The boost in sunny day production could have to do with:

   -Single axis manual seasonal adjust done 2 to 6 times a year

   -moudule shading/dust/dirt/snow etc

   -north/south orientation

   -DC and AC loss from module to production meter including line/connection and inverter loss.

   -meter inaccuacy?

   - module conversion efficiency including module rating, module temperature

   - reflective snow boost in winter 

   -average actual radiance per sunny day due to locations atmosphere.

   -others?

I even-though ,because off a net meter change a year ago, I pay extra for the privilege sending

"Reverse Power" back to distribution lines of 7kw grandfathered, 9kw under new rules of 9kw-3.5kw = 5.5kw x $2.40/kw = $13.20/month, I chose to add 9kw for similar reasons such as 2 EV's

at 6000 to 8000kwh/year. Also the house is all electric with off peak DHW, ground loop geothermal heating and cooling ,which in Minnesota could give me a heat/cool/DHW 

yearly load of 10,000kwh.

Comment by Jonathan Nadle on July 19, 2018 at 2:11pm

Hi Jim,

Thanks for your well thought-out and written piece.  I agree with your comments on doing efficiency first before (on-site) renewables.  We have a fully weatherized, nicely efficient home but, for various reasons, went with (grid-delivered) green electricity.  A few questions if you will:

1. What was the "out the door" price for the solar install? 
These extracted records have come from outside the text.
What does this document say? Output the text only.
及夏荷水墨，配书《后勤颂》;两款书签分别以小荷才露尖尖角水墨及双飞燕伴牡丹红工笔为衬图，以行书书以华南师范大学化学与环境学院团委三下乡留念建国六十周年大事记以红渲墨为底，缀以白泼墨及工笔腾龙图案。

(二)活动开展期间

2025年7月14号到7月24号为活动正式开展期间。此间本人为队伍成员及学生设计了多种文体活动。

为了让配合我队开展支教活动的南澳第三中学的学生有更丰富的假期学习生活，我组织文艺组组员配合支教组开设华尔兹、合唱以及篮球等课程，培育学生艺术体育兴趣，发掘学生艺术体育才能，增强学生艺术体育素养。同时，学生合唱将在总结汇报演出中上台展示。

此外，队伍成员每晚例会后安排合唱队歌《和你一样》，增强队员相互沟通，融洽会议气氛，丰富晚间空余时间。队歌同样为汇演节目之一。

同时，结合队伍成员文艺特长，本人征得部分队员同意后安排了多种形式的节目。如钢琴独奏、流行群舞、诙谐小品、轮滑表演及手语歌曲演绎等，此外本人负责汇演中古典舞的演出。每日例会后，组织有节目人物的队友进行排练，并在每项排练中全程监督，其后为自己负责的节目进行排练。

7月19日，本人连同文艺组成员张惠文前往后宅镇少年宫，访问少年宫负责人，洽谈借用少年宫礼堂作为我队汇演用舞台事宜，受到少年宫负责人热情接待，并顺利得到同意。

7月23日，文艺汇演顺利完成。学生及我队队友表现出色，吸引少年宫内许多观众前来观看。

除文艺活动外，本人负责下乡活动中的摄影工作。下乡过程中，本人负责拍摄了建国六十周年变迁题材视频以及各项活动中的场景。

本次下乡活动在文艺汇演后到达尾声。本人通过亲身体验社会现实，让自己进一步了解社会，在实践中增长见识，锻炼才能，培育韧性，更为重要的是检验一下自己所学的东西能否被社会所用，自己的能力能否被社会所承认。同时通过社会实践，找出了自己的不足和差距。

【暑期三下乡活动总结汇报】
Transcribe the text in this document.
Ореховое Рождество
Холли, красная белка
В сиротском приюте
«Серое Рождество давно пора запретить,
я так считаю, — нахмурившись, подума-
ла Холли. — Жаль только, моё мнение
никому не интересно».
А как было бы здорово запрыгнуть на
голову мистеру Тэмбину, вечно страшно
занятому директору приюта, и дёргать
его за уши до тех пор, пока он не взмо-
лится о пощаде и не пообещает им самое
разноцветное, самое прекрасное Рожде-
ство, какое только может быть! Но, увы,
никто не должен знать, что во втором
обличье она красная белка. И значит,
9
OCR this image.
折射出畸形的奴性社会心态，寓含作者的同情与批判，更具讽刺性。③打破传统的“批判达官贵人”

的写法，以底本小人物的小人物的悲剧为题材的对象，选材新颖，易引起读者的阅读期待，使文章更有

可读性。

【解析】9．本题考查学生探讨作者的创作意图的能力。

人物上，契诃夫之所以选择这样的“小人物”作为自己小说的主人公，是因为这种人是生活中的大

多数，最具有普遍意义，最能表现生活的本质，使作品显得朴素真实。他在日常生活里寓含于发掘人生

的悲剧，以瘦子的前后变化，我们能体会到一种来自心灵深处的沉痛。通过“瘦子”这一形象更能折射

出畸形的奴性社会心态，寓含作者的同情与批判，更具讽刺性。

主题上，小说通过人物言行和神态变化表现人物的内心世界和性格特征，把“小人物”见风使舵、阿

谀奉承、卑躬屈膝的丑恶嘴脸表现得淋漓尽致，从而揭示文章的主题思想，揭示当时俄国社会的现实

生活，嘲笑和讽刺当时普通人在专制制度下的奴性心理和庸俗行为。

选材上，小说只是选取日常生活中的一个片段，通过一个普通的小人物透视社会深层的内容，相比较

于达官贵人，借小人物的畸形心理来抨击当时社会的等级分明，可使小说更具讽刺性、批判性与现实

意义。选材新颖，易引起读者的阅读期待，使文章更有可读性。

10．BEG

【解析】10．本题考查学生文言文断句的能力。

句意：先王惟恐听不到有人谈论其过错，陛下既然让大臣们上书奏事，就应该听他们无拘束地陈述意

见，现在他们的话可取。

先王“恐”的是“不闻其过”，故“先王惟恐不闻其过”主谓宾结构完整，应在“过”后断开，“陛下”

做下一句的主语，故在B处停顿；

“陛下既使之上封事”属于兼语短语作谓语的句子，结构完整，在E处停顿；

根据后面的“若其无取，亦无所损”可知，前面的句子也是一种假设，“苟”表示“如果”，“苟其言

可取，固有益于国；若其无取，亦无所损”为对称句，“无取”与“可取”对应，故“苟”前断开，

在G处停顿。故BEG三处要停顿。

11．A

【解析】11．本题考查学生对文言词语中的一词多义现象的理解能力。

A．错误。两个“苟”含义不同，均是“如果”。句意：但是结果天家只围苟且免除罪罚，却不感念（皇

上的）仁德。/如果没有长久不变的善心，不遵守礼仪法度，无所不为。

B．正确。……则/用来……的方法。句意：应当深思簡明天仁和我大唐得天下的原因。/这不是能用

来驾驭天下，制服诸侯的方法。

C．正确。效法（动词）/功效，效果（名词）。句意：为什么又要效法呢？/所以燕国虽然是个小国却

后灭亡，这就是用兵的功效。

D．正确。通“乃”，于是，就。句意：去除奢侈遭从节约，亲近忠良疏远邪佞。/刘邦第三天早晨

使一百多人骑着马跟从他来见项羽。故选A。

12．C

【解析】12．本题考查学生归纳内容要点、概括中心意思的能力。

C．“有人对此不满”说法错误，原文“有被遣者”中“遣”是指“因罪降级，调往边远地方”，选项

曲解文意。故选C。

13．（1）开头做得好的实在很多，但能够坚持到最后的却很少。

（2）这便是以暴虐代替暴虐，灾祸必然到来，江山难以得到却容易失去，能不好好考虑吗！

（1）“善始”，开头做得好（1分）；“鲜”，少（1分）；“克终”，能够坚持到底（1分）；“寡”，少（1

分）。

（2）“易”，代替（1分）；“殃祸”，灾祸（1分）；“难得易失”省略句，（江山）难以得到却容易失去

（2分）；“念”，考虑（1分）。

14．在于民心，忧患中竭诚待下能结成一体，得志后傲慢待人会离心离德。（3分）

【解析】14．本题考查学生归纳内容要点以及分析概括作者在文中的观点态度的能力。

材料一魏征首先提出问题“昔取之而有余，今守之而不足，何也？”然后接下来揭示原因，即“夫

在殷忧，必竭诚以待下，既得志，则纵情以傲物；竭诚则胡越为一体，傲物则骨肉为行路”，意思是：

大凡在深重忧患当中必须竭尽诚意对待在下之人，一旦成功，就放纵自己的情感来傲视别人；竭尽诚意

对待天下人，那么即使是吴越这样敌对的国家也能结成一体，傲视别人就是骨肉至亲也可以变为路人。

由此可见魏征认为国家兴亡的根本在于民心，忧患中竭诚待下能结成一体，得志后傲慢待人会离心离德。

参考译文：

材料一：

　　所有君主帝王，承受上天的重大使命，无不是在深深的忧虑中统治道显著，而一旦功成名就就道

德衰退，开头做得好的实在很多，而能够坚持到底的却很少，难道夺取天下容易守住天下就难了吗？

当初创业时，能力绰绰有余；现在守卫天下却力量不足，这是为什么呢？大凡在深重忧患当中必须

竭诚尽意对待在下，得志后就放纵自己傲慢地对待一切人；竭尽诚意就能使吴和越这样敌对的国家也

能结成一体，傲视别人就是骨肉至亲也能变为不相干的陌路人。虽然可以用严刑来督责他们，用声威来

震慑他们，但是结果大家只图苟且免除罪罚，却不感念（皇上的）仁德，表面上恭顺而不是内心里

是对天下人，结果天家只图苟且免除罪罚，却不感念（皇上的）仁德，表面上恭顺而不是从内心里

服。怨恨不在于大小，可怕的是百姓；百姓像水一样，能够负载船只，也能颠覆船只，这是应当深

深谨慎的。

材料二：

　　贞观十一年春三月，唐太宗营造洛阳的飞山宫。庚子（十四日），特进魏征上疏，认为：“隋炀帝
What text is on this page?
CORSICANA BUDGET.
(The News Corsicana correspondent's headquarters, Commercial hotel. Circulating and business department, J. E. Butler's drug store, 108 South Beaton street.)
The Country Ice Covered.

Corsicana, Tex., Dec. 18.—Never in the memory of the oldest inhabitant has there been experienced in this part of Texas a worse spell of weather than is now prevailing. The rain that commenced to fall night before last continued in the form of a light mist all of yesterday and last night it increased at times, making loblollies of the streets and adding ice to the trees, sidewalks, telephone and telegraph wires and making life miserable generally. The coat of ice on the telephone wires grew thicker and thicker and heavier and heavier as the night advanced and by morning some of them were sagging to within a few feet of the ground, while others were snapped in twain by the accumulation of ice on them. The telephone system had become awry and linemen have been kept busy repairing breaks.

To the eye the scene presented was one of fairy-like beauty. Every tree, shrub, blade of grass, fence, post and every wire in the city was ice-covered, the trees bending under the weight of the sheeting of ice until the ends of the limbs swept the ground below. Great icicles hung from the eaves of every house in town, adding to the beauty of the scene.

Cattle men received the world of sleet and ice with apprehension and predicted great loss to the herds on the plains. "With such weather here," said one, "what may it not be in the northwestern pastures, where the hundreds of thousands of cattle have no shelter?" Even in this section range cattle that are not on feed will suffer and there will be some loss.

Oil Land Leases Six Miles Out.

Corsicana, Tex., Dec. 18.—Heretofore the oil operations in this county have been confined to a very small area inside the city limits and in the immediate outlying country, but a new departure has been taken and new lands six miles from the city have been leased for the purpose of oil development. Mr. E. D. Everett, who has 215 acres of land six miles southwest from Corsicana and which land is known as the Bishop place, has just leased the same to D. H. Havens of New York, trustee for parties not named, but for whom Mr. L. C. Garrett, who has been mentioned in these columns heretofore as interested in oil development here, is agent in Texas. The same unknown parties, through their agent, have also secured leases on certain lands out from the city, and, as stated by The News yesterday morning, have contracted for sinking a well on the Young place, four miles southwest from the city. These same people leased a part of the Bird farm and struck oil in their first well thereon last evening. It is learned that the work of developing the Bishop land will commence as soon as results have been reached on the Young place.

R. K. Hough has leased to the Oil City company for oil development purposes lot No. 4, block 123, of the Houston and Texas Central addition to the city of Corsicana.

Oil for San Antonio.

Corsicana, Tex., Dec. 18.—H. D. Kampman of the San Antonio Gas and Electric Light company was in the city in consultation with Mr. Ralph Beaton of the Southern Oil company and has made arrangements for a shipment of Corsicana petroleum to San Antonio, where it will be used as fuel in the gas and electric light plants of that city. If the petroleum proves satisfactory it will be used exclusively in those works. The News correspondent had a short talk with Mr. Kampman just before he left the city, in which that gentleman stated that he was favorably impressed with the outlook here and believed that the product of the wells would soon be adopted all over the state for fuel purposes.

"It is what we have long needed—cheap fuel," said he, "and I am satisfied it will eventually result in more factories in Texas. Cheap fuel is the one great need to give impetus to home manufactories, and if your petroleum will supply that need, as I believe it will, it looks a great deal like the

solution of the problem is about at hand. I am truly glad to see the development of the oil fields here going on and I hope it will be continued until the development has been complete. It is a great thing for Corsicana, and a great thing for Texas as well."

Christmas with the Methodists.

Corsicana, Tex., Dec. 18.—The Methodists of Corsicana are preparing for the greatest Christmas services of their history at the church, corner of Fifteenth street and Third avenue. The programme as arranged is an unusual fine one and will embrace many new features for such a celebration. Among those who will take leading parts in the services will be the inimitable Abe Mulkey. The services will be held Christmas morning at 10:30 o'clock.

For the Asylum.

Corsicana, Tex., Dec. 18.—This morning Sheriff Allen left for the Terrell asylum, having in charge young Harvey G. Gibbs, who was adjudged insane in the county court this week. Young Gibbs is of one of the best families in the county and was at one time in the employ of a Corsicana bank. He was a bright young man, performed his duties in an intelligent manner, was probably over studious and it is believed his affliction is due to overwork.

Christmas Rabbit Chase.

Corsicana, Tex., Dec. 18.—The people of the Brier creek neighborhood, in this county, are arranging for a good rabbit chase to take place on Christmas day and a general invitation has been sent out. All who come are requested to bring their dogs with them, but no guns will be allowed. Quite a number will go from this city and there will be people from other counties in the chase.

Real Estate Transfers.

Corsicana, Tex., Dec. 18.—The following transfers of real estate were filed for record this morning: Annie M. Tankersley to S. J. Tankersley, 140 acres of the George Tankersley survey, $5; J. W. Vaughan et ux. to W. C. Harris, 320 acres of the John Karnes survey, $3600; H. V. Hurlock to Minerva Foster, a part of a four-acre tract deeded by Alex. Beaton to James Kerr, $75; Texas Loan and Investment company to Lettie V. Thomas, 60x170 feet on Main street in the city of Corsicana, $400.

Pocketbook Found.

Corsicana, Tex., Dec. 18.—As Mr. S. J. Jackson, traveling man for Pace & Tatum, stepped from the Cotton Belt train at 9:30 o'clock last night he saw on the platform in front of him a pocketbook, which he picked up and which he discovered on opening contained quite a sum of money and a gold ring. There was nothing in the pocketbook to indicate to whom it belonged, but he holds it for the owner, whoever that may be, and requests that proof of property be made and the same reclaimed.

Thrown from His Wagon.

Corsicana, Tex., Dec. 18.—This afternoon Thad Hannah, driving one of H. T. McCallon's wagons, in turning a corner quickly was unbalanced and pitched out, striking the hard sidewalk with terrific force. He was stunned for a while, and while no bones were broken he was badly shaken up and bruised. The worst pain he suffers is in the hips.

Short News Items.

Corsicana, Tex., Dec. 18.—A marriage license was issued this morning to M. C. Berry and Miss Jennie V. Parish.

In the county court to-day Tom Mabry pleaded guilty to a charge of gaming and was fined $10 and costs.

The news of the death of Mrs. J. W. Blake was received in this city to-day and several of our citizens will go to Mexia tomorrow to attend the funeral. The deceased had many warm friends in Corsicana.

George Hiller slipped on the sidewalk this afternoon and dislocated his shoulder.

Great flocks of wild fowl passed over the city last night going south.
2. Based on a year's worth of (perhaps atypical) use and PV generation data, have you calculated a rough payback period ? 

3. It sounds like you don't have battery storage, but just feed excess power back to the grid.  Did you consider doing on-site storage?  It's pricey, but did you look at systems like Tesla's Power Wall?  Consider PV roof shingles rather than rack mounted?  I'd be interested in your thinking on them.  Thank you.  Jonathan

Comment by Brennan Less on July 19, 2018 at 1:33pm

Hey Chris, y'all are kicking butt!! I'm sure your new HVAC won't use any energy, because you won't turn it on, right? ;) What a cool, cool project. 

On a related note, our whole region just created a community power agency (Monterey Bay Community Power), which provides 100% renewable electricity. Every customer of PG&E in the region is automatically enrolled, billing/distribution remains through PG&E, same or lower cost per kWh. This is making me really happy that we installed a mini-split heat pump for heating and cooling our sieve/house; high-efficiency natural gas isn't looking so pretty when its faced against 100% renewable electricity (of course we still have gas tankless DHW and cooking...). 

Cheers! 

Comment by grey staples on July 19, 2018 at 12:07pm

Curious to know how the kWh production turned out relative to what the installer indicated you should expect.